Markets and Customers
We sell our oil and natural gas production under fixed or floating market contracts. Customers purchase all of our oil and natural gas production at current market prices. The terms of the arrangements generally require customers to pay us within 30 days after the production month ends. As a result, if the customers were to default on their payment obligations to us, near-term earnings and cash flows would be adversely affected. However, due to the availability of other markets and pipeline connections, we do not believe that the loss of these customers or any other single customer would adversely affect our ability to market production. Our ability to market oil and natural gas from our wells depends upon numerous factors beyond our control, including:
the extent of domestic production and imports of oil and natural gas;
the proximity of the natural gas production to pipelines;
the availability of capacity in such pipelines;
the demand for oil and natural gas by utilities and other end users;
the availability of alternative fuel sources;
the effects of inclement weather;
state and federal regulation of oil and natural gas production; and
federal regulation of gas sold or transported in interstate commerce.
We cannot assure you that we will be able to market all of the oil or natural gas we produce or that favorable prices can be obtained for the oil and natural gas we produce.
A portion of the production that we operate in Oklahoma is committed to a firm transportation agreement. Under the terms of the agreement, we must deliver 9.1 Bcf of natural gas per year through October 31, 2013.

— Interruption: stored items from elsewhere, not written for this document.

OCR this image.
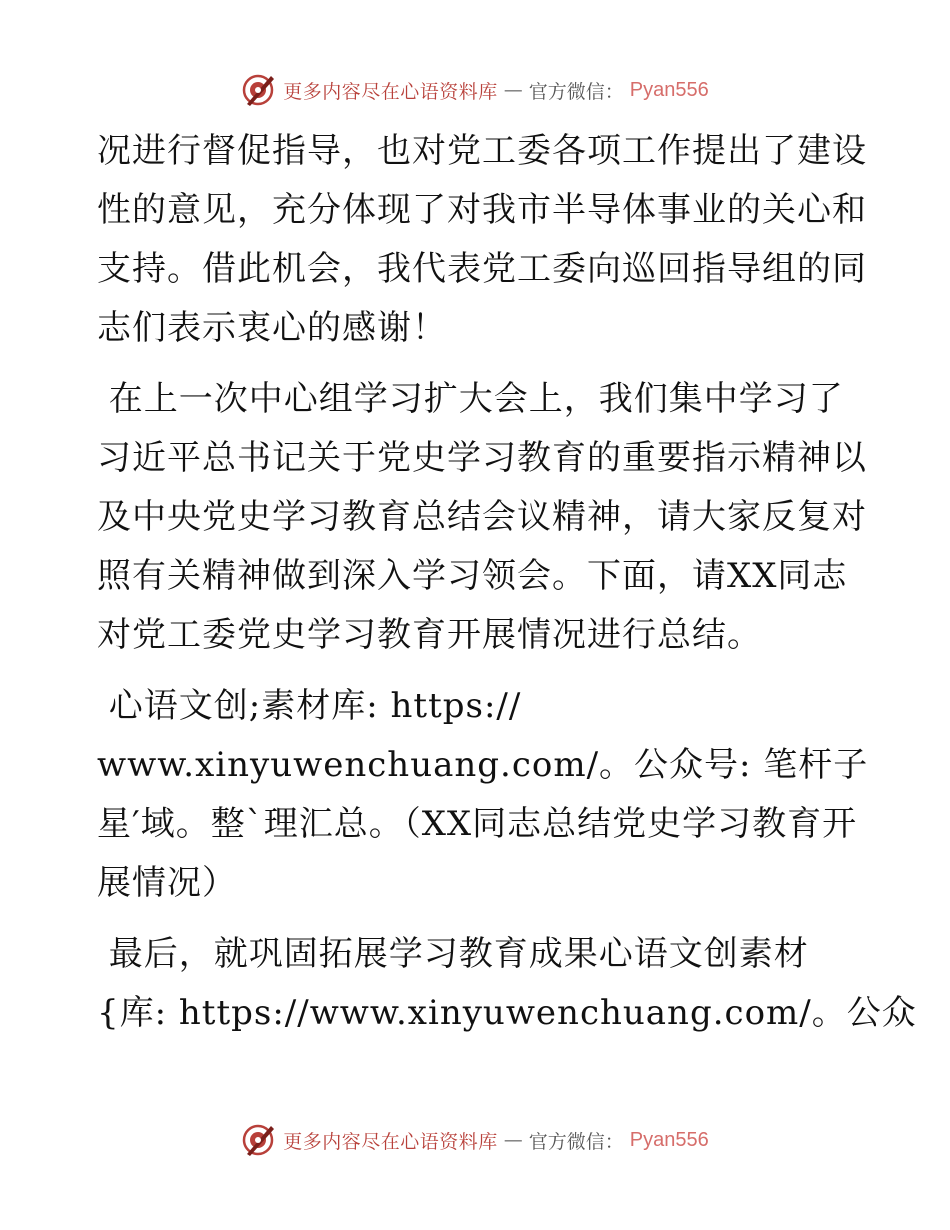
更多内容尽在心语资料库 — 官方微信： Pyan556
况进行督促指导，也对党工委各项工作提出了建设
性的意见，充分体现了对我市半导体事业的关心和
支持。借此机会，我代表党工委向巡回指导组的同
志们表示衷心的感谢！
在上一次中心组学习扩大会上，我们集中学习了
习近平总书记关于党史学习教育的重要指示精神以
及中央党史学习教育总结会议精神，请大家反复对
照有关精神做到深入学习领会。下面，请XX同志
对党工委党史学习教育开展情况进行总结。
心语文创;素材库: https://
www.xinyuwenchuang.com/。公众号: 笔杆子
星′域。整`理汇总。（XX同志总结党史学习教育开
展情况）
最后，就巩固拓展学习教育成果心语文创素材
{库: https://www.xinyuwenchuang.com/。公众
更多内容尽在心语资料库 — 官方微信： Pyan556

In view of the many uncertainties affecting the supply and demand for oil, natural gas and refined petroleum products, we are unable to predict future oil and natural gas prices and demand or the overall effect such prices and demand will have on the Company. During 2009, two customers individually accounted for 17% each, one accounted for 13% and one accounted for 12% of our oil and natural gas revenue. During 2008, one customer accounted for 23%, three accounted for 11% each and one accounted for 10% of our oil and natural gas revenue. During 2007, we had three customers who individually accounted for 32%, 16% and 12% of our oil and natural gas revenue. These percentages do not consider the effects of commodity hedges. We do not believe that the loss of any of our oil or natural gas purchasers would have a material adverse effect on our operations due to the availability of other purchasers.